Preventive maintenance scheduling is a critical issue in energy systems. It aims at increasing energy efficiency while ensuring the systems’ reliability, safety, security and robustness against unexpected events. This paper proposes a mathematical program to plan maintenance events, and illustrates its application on real-life data provided by the Ministry of Electricity and Water of the State of Kuwait. The mathematical program maximizes the sum of the minimal relative surpluses of water and electricity with respect to their yearly production capacity.
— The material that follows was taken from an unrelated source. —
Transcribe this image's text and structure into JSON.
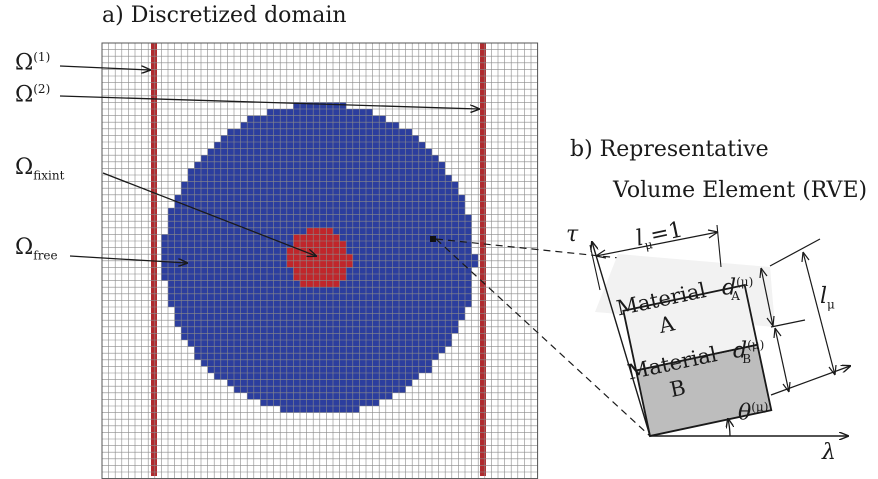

This translates into satisfying demand for water and electricity all along the planning horizon while ensuring a safety net for shortages in the event of equipment breakdown. The mathematical program obtains a feasible preventive maintenance schedule that improves the surplus production of water by 16.58% and of electricity by 12.12%. In addition, it increases electricity production of the current used system by 1.1%. The sensitivity analysis of the maintenance plan infers its robustness with respect to the increased production, maintenance duration, additional restrictions on concurrent maintenance of equipment, and tighter time windows.

The proposed mathematical program is not specific to a given power plant. It can be extended to cover the whole grid. In the case that the optimizer fails to converge to the global optimum, heuristic approaches can then be used. The proposed model can be adapted to other areas, such as the maintenance of oil wells. These applications may involve nonlinear constraints and quadratic objective functions.